L’histoire d’un vrai succès

de Renu Sherchan.

La diététicienne entra dans la petite maison du village et y trouva ce qui n’était plus qu’un squelette vivant: il s’appelait Som Bahadur Tamang et avait cinq ans. Sa mère l’avait abandonné lorsqu’il avait dix mois et son père avait bien du mal à l’élever.

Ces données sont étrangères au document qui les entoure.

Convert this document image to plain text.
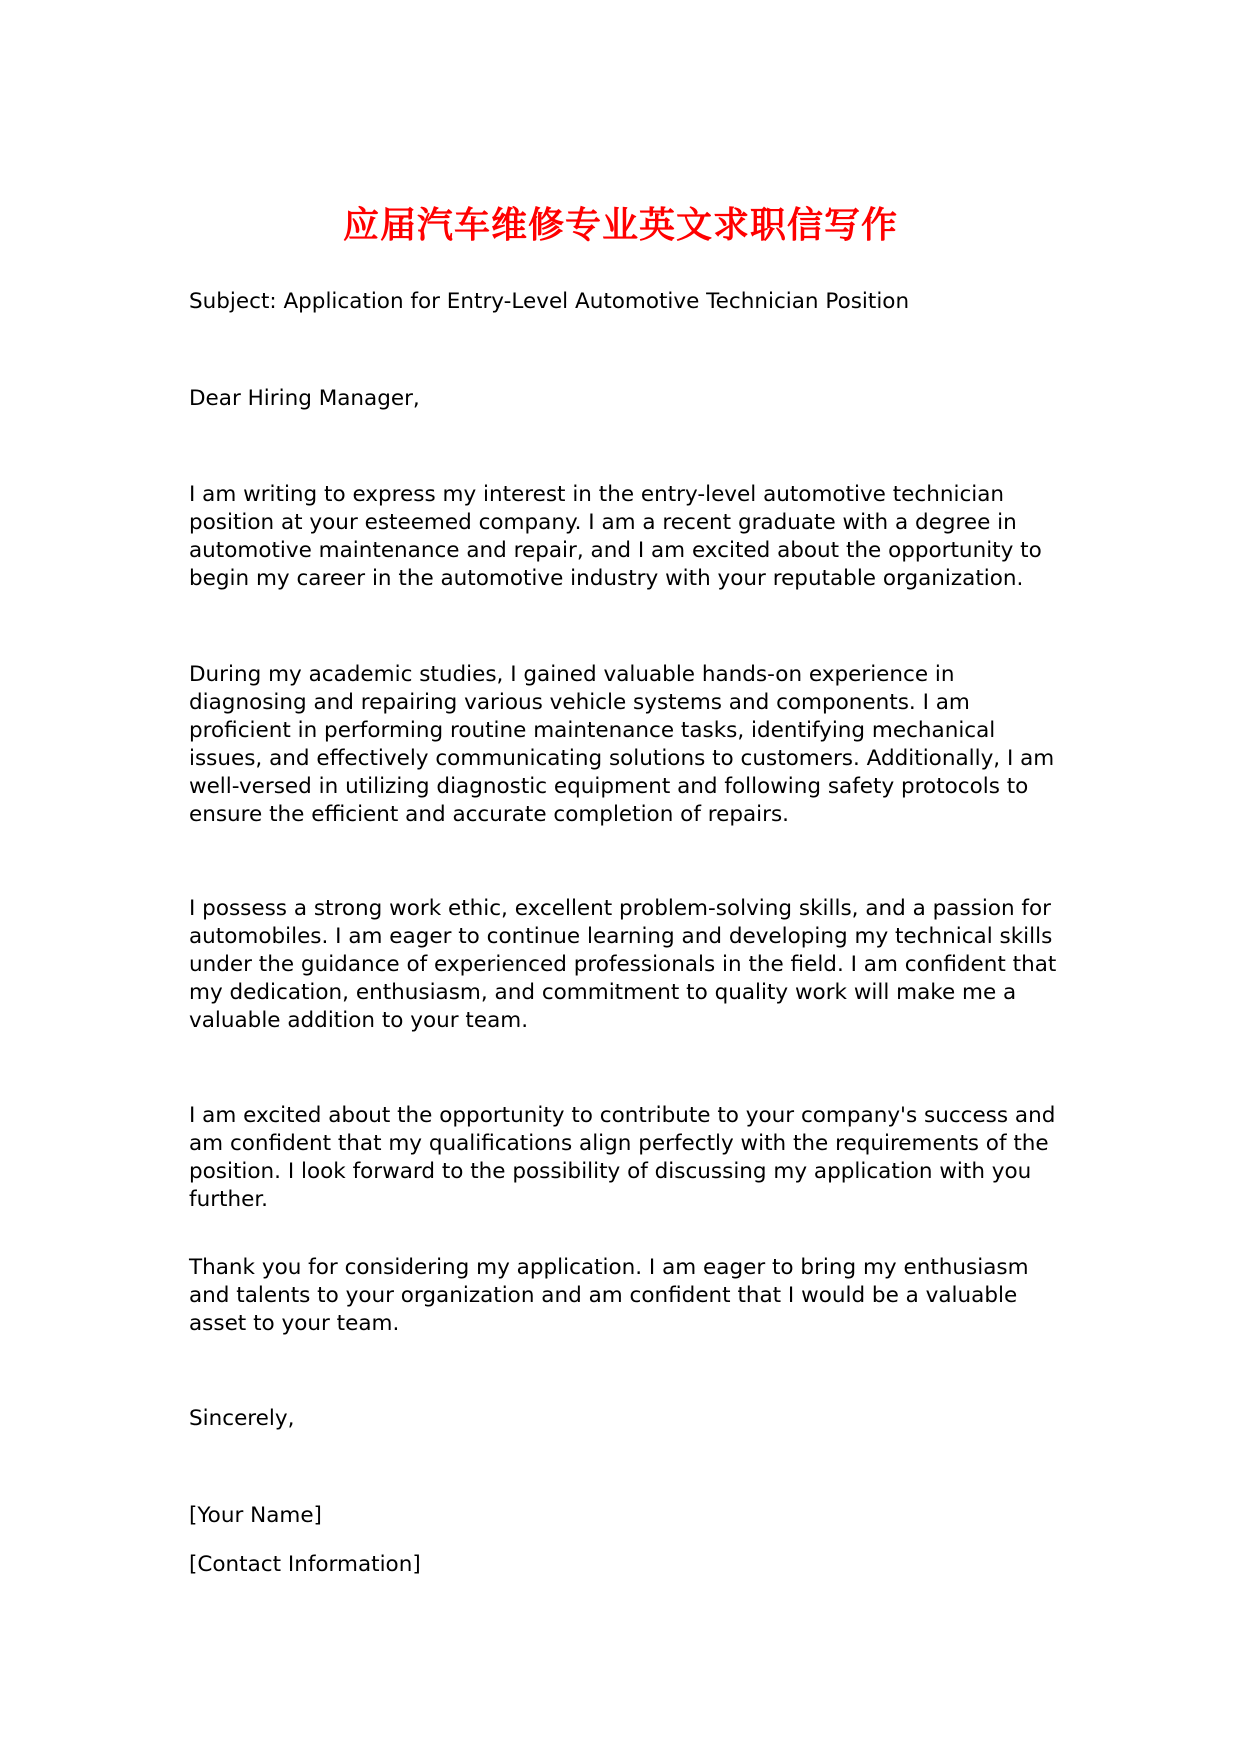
应届汽车维修专业英文求职信写作

Subject: Application for Entry-Level Automotive Technician Position

Dear Hiring Manager,

I am writing to express my interest in the entry-level automotive technician position at your esteemed company. I am a recent graduate with a degree in automotive maintenance and repair, and I am excited about the opportunity to begin my career in the automotive industry with your reputable organization.

During my academic studies, I gained valuable hands-on experience in diagnosing and repairing various vehicle systems and components. I am proficient in performing routine maintenance tasks, identifying mechanical issues, and effectively communicating solutions to customers. Additionally, I am well-versed in utilizing diagnostic equipment and following safety protocols to ensure the efficient and accurate completion of repairs.

I possess a strong work ethic, excellent problem-solving skills, and a passion for automobiles. I am eager to continue learning and developing my technical skills under the guidance of experienced professionals in the field. I am confident that my dedication, enthusiasm, and commitment to quality work will make me a valuable addition to your team.

I am excited about the opportunity to contribute to your company's success and am confident that my qualifications align perfectly with the requirements of the position. I look forward to the possibility of discussing my application with you further.

Thank you for considering my application. I am eager to bring my enthusiasm and talents to your organization and am confident that I would be a valuable asset to your team.

Sincerely,

[Your Name]

[Contact Information]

Comme dans la plupart des pays en voie de développement, la malnutrition est l’un des problèmes primaires qui conduit à la mauvaise santé au Népal. C’est aussi un problème majeur dans la région où travaille United Mission to Nepal grâce à leur programme CDHP (projet de santé et de développement communautaire). Il y a sept ans, lors de ma visite au poste de santé CDHP à Choughare, un père amena son enfant souffrant d’une malnutrition terrible: le petit Som. Il n’avait que la peau et les os, ne mangeait plus et était d’une faiblesse extrême. «J’ai fait tout ce que j’ai pu,» nous dit le père. «J’ai consulté les guérisseurs locaux mais mon enfant ne va pas mieux. La semaine dernière votre diététicienne est venue et m’a dit que je devrais l’amener ici.»

Malnutrition

Le père était à la fois préoccupé et gêné de l’état de son enfant. Le personnel du poste de santé examina Som Bahadur: il souffrait non seulement de malnutrition mais de plusieurs maladies infectieuses dues à sa terrible condition. Nous craignions pour sa vie et l’avions donc envoyé à l’hôpital de Patan, dans la capitale située à trois heures de là. Nous l’avons nous-mêmes emmené et fait admettre à l’hôpital car son père n’avait pas du tout d’argent. Dans cette situation critique, l’hôpital de Patan prit l’enfant en charge et nourrit son père gratuitement et, après quelques jours, l’enfant pas encore hors de danger recommença à s’alimenter. Après avoir quitté l’hôpital Som rentra chez lui et notre Programme Nutrition dans les Foyers s’occupa de lui. Nous avons enseigné à son père l’importance d’une bonne nourriture pour garder une bonne santé et comment la préparer à la maison. Nous leur rendions régulièrement visite et nous avions montré au père comment préparer la «farine forte» en moulant et grillant des céréales et des graines de soja disponibles localement. Le père fut encouragé et s’intéressa davantage à son enfant. Deux mois plus tard Som Bahadur était hors de danger.

Enseigner aux autres

Cette histoire date d’il y a sept ans mais, chaque fois que nous rencontrons le père de Som Bahadur, il nous remercie d’avoir sauvé son fils. Pourtant le succès réel de notre programme de nutrition n’est pas que nous ayons sauvé la vie du garçon, mais que son père raconte et enseigne maintenant aux autres comment il faut nourrir et soigner les jeunes enfants. Son courage, son engagement et sa capacité à partager font de cette histoire un réel succès.

Renu Sherchan est une diététicienne attachée au Projet de Santé et de Développement Communautaire de United Mission to Nepal, PO Box 126, Katmandou, Népal.

NOTE DE L’EDITRICE: Une autre farine utile peut être préparée en faisant tremper dans l’eau pendant une journée des céréales et des graines de soja disponibles localement, puis en les faisant sécher avant de les moudre. Cette poudre de farine est riche en amylase et, ajoutée à du porridge épais ou de la soupe, elle les rendra plus liquides; ce qui permettra aux enfants d’en manger plus facilement.